Known as “The Pearl of the West,” Guadalajara is one of Mexico’s most beautiful cities. It is the capital of the state of Jalisco, home to some of the country’s most emblematic cultural traditions, such as tequila and mariachi music. With nearly two million inhabitants, Guadalajara is one of Mexico’s most important cultural, industrial and economic centres.
The city was founded in 1542 and from relatively humble beginnings, its history has been one of rapid development. It is now the third-most populous city in the country and it plays a key role in all areas of modern Mexican society.
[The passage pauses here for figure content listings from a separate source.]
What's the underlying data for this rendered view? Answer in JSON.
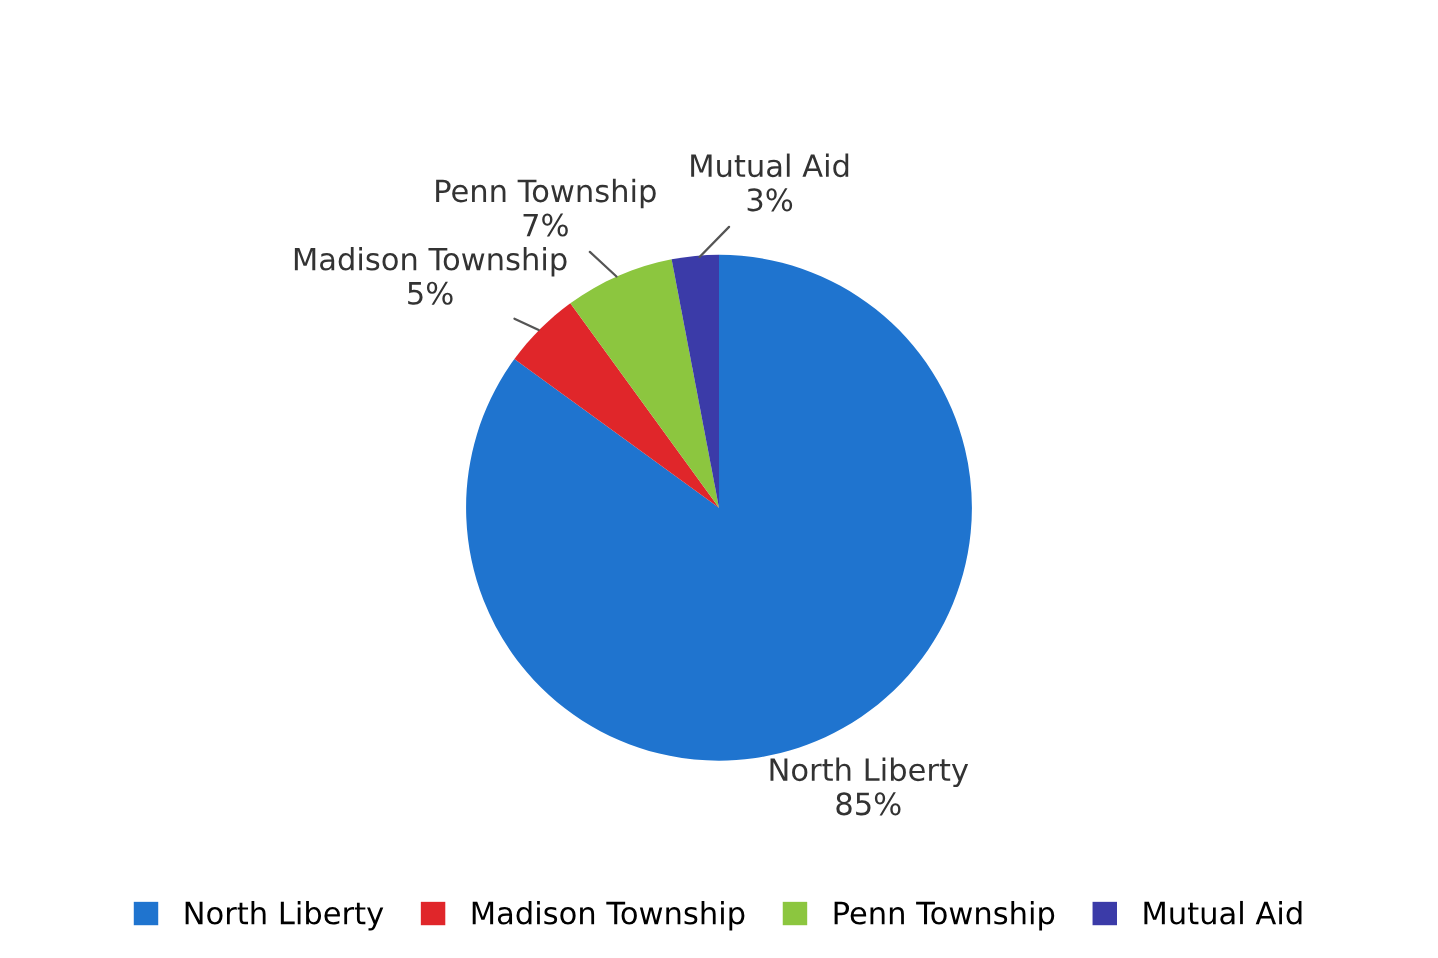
{
  "chart_data": {
    "type": "pie",
    "categories": [
      "North Liberty",
      "Madison Township",
      "Penn Township",
      "Mutual Aid"
    ],
    "values": [
      85,
      5,
      7,
      3
    ],
    "value_labels": [
      "85%",
      "5%",
      "7%",
      "3%"
    ],
    "colors": [
      "#1f74cf",
      "#e0262a",
      "#8cc63f",
      "#3b3ba8"
    ],
    "legend": "bottom"
  }
}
The Tapatios, as Guadalajarans are known in their native language, enjoy a rich and varied cultural life, and the city centre is a captivating blend of indigenous, colonial and modern architectural styles. They are also known for their culinary inventiveness, which has won them a well-earned reputation throughout the country, and their signature dishes include tortas ahogadas, a type of meat sandwich served in a spicy chilli sauce, and the meat stew, birria.
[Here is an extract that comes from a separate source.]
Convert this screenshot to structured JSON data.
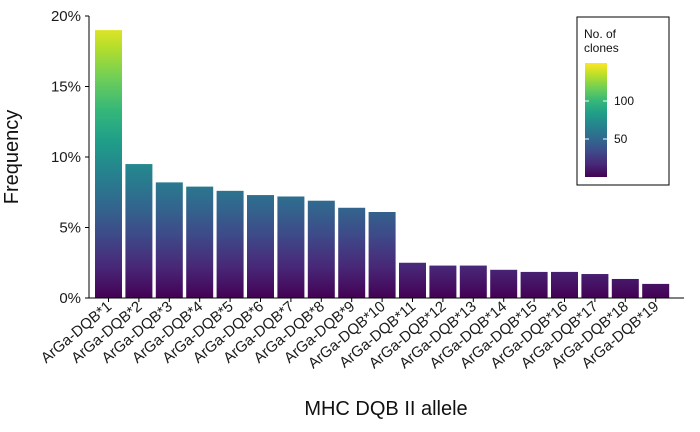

In terms of tourist attractions, Guadalajara is arguably the equal of any city in Mexico, or indeed, the world. The focal point of the delightful and historic city centre is the cathedral, which dates from the 16th century. For art lovers, the Hospicio Cabanas is one of the country’s most important galleries, a UNESCO World Heritage Site, and home to many of of the key works of one of Mexico’s greatest 20th century artists, Jose Clemente Orozco. In 2011, Guadalajara will also be the host city of the Panamerican Games.
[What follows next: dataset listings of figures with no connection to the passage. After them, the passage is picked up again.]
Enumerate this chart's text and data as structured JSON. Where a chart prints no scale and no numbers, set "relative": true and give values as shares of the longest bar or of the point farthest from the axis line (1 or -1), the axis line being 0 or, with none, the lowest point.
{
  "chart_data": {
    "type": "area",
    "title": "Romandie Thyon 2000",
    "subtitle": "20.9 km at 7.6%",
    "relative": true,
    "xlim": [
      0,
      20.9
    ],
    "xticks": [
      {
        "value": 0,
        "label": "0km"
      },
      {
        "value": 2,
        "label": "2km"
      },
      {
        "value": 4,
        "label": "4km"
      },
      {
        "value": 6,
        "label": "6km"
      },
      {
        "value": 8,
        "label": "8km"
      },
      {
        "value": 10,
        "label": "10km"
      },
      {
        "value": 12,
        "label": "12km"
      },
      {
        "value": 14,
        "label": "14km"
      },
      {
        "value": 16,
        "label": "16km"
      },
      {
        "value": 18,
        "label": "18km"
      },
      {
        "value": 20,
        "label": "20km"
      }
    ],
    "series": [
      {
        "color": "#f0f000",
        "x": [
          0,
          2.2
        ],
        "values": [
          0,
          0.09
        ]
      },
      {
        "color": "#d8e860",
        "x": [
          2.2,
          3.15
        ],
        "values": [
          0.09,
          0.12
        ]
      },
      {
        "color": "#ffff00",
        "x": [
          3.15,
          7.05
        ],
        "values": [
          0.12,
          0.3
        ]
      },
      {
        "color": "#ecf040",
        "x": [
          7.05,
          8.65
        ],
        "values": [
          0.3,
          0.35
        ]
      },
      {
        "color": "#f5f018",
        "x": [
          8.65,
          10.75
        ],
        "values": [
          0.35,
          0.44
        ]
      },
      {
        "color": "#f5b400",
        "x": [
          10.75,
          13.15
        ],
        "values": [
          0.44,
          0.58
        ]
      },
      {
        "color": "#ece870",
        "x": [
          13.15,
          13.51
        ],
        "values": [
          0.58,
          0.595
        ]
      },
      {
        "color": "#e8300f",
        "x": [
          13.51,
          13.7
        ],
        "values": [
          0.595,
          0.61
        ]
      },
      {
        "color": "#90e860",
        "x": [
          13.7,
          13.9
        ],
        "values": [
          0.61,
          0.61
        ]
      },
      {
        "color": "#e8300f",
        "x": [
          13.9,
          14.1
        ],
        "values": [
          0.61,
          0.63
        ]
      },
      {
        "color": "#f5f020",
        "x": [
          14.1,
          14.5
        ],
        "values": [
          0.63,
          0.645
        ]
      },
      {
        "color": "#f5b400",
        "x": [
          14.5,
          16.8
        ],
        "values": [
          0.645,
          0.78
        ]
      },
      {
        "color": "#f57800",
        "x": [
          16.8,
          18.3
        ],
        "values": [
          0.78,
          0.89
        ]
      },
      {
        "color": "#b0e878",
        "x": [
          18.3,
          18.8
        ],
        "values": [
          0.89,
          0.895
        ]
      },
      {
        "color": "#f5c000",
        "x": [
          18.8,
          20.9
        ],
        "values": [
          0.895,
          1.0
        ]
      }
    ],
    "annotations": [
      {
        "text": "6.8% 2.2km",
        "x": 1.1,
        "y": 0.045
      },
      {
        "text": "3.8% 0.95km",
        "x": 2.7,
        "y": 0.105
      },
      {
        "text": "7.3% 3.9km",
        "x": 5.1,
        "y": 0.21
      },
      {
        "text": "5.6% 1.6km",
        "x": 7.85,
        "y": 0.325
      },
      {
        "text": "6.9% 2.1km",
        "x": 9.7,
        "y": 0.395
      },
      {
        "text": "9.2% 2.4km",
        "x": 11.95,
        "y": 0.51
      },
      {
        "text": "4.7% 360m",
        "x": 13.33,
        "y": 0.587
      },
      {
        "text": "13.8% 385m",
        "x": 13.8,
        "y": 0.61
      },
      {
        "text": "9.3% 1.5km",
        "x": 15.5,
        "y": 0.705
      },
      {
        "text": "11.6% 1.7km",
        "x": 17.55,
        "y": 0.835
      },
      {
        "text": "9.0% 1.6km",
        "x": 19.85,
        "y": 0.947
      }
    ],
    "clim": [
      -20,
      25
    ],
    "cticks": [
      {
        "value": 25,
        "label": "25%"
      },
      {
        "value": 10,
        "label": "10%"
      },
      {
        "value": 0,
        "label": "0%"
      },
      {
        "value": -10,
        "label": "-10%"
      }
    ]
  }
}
In keeping with its status in other areas of Mexican life, Guadalajara is also one of the hotbeds of football in Mexico. Its most successful club, Chivas Guadalajara, is the country’s most popular, owing in part to its tradition of fielding exclusively Mexican-born players. Los Rojiblancos, so-called because of their red-and-white strip, have just moved to the impressive new Estadio Omnilife, and the stadium will be used during the FIFA U-17 World Cup Mexico 2011.
Chivas’ city rivals Atlas is another club with a rich tradition of success. It is one of the great breeding grounds of Mexican football and over the years it has unearthed and developed players such as Rafael Marquez and Andres Guardado, who have gone on to star for the national team. Los Rojinegros play at the Estadio Jalisco, which was used on the two occasions that Mexico hosted the FIFA World Cup™ finals, in 1970 and 1986.